DIGGING DEEP

The Atlanta Journal-Constitution has written extensively about problems involving the Department of Veterans Affairs. It was the first news outlet to report allegations that the Health Eligibility Center in DeKalb County may have purged more than 10,000 veterans’ health applications from a data system.

A plan to overhaul the Department of Veterans Affairs that’s set to clear Congress this week includes $6.4 million for the VA outpatient center in Austell.

The bill is a response to a series of scandals at the VA, including staffers manipulating wait times so it would look like veterans were getting appointments faster. It makes it easier for veterans to seek out private care when they do not live close enough to a VA facility.

The legislation prohibits tying personnel bonuses to appointment scheduling and makes it easier for the department to fire top executives.

It also includes funding to build new facilities and expand others to ease the burden on an overstretched system to deal with vets returning from Iraq and Afghanistan.

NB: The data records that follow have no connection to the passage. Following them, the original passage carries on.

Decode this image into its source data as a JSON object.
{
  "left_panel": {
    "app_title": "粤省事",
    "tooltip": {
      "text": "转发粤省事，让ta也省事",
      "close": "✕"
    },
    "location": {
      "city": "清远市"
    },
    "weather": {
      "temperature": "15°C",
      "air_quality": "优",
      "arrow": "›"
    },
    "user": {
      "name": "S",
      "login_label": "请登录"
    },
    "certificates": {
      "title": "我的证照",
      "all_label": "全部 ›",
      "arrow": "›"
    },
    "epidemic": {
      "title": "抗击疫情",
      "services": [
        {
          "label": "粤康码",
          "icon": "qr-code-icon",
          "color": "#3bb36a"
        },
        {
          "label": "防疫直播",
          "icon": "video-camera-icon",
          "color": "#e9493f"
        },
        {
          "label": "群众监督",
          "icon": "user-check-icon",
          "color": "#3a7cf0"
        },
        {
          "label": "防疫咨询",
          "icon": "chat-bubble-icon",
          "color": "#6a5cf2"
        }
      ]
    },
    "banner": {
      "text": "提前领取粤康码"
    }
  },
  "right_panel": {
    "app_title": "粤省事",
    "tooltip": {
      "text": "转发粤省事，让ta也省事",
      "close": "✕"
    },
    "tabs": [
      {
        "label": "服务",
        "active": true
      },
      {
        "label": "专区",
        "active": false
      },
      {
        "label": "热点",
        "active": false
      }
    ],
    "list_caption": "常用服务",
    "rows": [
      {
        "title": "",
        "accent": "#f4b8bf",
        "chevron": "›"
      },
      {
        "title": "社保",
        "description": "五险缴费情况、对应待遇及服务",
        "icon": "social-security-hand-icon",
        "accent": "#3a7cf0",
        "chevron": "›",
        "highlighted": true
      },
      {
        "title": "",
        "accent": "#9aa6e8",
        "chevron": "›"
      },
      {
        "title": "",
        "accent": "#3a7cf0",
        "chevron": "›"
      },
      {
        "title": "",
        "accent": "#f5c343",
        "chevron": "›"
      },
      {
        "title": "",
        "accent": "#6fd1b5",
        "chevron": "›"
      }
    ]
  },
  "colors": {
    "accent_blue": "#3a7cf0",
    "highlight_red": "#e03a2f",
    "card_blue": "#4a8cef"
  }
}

“It will help in the whole metro area,” U.S. Rep. David Scott, D-Atlanta, said of the grant for the Austell facility.

But he added “resources” have not been the biggest challenge for the organization.

“The problem has been from the top down of a culture of just complacency and the culture of inefficiency and acceptance,” he said. “These are things we’re getting into in here.”

U.S. Sen. Johnny Isakson, a Georgia Republican, said he was pleased the estimated $17 billion compromise was less expensive than what Democrats had originally wanted. He compared allowing vets to seek government-funded care outside the VA system to the Medicare Part D prescription drug benefit by involving the private sector.

“When you have competition for any service, health care and anything else, the quality goes up and the cost comes down,” Isakson said.

The House and the Senate passed separate VA bills by overwhelming margins. Isakson predicted the same for the compromise and added that he was pleased to see an agreement just days before Congress leaves town for a month.

“It would be professional malpractice for us not to deal with the VA problem before the August break takes place,” he said. “So I’m glad we got a deal.”